L’album enchaîne sur une de mes tracks préférées, la très réussie et saisissante « CUI Prodest », qui est l’occasion pour Quelle d’inviter en feat sur ce morceau son vieil acolyte Denmark Vissey avec lequel il avait déjà collaboré sur un projet de groupe commun il y a quelques années et dont je parle dans le portrait de Quelle Chris (et Quelle Chris, portrait d’une trajectoire non linéaire) qui précède cette chronique. On retrouve aussi en feat sur le morceau J.Jig Cicero, que je ne connaissais pas jusque-là et qui délivre aussi une prestation très réussie, à la hauteur du morceau. 

Avec « CUI Prodest », on repart sur une prod’ totalement envoutante, le morceau est encore entièrement réalisé par Quelle Chris, qui montre encore ici toute l’étendue et la richesse de sa créativité musicale et de sa palette vocale. C’est bluffant, extra-ordinaire, il revient sur la même voix qu’il balance déjà dans « Alive ain’t always living », où il scande son texte, le taille à la serpe, une énergie particulièrement nerveuse se dégage de la prestation de Chris sur « CUI Prodest». Et la prod’ bien caverneuse et obscure vient densifier et bien alourdir cela, en donnant une certaine profondeur nécessaire au morceau, donnant toute sa légitimité au texte en établissant un lien fort entre les deux. ATTENTION BANGER !!!!

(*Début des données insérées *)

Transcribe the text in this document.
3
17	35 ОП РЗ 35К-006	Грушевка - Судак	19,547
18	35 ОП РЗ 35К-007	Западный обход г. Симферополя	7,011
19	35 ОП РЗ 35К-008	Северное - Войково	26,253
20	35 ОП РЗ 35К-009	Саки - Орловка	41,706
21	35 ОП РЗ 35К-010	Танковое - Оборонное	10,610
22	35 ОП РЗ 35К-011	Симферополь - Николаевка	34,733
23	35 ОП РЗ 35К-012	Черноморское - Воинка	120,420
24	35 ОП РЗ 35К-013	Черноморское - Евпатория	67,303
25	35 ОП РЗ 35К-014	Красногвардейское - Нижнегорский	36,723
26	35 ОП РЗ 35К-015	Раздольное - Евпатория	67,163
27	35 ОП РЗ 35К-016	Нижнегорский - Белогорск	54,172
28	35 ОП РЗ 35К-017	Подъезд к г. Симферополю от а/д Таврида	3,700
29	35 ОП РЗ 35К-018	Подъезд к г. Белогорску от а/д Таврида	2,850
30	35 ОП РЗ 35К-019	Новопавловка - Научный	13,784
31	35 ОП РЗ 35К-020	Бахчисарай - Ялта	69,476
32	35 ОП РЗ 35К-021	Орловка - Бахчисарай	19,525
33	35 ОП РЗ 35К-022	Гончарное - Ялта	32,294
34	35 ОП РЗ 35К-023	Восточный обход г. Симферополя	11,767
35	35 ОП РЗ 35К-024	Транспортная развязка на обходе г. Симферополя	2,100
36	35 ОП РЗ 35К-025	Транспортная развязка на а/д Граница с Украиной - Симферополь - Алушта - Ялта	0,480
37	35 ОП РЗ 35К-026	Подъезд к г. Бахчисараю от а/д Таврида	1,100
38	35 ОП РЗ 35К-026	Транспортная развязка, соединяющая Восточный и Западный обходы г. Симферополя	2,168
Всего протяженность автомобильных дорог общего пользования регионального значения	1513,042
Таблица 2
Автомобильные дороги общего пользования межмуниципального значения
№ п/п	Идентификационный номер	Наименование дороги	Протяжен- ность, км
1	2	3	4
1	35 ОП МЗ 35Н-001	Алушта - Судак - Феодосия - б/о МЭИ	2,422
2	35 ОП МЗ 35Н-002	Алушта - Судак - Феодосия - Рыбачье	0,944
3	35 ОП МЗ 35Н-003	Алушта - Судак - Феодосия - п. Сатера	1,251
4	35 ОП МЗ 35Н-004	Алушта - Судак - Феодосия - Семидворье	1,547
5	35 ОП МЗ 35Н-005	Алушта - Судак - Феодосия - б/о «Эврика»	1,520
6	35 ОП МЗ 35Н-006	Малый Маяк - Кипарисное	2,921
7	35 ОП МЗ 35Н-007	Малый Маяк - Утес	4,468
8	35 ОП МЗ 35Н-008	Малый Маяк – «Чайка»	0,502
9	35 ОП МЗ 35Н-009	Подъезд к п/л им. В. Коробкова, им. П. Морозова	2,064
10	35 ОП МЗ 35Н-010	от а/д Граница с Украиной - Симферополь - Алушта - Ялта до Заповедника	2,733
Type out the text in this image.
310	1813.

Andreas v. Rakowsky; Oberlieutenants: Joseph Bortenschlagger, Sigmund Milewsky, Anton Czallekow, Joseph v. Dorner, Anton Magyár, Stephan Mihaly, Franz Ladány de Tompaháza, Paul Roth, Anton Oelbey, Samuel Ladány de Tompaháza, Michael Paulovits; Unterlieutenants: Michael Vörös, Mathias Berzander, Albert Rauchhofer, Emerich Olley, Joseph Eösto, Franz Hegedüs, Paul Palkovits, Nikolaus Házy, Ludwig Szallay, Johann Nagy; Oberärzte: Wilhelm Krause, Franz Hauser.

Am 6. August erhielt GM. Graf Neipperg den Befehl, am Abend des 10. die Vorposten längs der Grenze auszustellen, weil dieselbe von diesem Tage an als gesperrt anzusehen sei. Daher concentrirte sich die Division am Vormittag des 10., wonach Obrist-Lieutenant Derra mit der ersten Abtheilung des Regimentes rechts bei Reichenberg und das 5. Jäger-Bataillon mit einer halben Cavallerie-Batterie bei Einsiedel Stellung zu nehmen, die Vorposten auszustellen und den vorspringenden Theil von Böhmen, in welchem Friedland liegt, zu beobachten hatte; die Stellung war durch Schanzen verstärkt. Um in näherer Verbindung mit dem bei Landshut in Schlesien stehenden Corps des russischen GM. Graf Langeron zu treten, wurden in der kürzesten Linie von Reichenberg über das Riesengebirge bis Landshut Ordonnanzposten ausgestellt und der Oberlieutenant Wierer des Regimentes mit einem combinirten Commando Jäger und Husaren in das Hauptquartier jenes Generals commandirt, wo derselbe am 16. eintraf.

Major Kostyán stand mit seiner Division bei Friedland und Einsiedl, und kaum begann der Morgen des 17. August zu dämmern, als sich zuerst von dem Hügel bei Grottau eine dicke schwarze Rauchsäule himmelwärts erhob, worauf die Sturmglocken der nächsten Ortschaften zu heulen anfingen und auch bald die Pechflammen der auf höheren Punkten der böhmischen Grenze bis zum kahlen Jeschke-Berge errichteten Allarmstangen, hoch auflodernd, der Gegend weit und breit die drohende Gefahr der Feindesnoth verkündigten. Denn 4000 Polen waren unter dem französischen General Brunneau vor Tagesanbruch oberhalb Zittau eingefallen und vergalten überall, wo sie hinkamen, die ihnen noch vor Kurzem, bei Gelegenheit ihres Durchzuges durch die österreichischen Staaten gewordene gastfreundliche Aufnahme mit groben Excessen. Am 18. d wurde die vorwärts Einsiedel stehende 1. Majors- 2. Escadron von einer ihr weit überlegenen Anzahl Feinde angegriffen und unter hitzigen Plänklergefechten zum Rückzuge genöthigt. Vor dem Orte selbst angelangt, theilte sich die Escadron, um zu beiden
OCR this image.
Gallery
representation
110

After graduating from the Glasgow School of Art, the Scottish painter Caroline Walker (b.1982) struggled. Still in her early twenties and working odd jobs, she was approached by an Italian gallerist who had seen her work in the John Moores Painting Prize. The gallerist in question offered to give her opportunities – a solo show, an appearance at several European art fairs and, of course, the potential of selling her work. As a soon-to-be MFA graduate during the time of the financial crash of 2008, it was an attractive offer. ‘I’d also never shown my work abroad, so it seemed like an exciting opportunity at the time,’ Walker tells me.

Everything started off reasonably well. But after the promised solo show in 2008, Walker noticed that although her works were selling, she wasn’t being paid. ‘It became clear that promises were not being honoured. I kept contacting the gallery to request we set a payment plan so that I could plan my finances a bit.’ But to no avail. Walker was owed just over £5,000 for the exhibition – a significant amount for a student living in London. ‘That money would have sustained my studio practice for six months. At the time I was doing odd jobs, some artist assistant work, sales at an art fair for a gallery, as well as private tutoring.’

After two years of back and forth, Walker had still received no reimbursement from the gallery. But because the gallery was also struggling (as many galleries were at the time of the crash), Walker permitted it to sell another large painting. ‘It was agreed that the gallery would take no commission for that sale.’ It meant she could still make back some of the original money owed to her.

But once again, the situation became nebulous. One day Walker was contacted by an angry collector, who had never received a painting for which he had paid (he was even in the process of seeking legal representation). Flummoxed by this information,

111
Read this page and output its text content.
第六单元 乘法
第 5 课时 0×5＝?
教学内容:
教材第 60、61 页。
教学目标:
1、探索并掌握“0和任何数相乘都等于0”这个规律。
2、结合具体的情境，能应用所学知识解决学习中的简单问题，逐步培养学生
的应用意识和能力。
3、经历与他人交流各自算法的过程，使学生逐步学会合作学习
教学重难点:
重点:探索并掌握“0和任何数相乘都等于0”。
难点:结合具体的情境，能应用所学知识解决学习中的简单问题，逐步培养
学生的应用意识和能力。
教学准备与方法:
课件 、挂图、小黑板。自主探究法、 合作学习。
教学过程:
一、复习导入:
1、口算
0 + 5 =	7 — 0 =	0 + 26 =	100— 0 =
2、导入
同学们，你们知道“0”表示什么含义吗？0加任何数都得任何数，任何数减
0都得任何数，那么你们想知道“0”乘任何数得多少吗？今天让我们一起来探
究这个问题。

Avec « The sky is blue because the sunset is red », le choix de la composition de l’instru’ confine aussi à la cohérence et à l’harmonie générale du projet dans son entièreté, on retrouve ici à nouveau une boucle de piano très marquante, presque lancinante, et ainsi on reste dans des tonalités familières, tout en se diversifiant, et c’est aussi en ce sens que le pari fait par Quelle Chris avec Deathfame est réussi. Quelle en profite pour inviter sur le morceau MoRuf puis Pink Siifu qui pose une voix à la fois nonchalante et suave tout en restant obscure, la collaboration est totalement réussie. 

Le morceau « Excuse my Back » clôture l’album avec un feat de Mc Cavalier que je découvre sur ce track. Le nom de la track est avant tout du au sample de la chanson qui répète régulièrement « Excuse my Back » … Une belle conclusion à ce projet véritablement réussi et de très bonne facture. 

Deathfame est ce genre d’album qu’on peut écouter et réécouter, et à chaque écoute, on y découvre des détails et subtilités passés inaperçus les fois précédentes… La richesse et l’intransigeance avec laquelle a été fait ce projet en font un des plus réussis et des plus aboutis de cette année 2022, et je vous conseille vivement de vous jeter dessus si ça n’est pas déjà fait, de plus Quelle Chris est en ce moment même en pleine tournée européenne, alors n’hésitez pas à consulter ses dates de tournée et à aller le voir performer en live !!! 

So don’t be late, and make it a date my Peeps ! Votre fidèle Serial Chroniqueur, The Ranking Sarazin.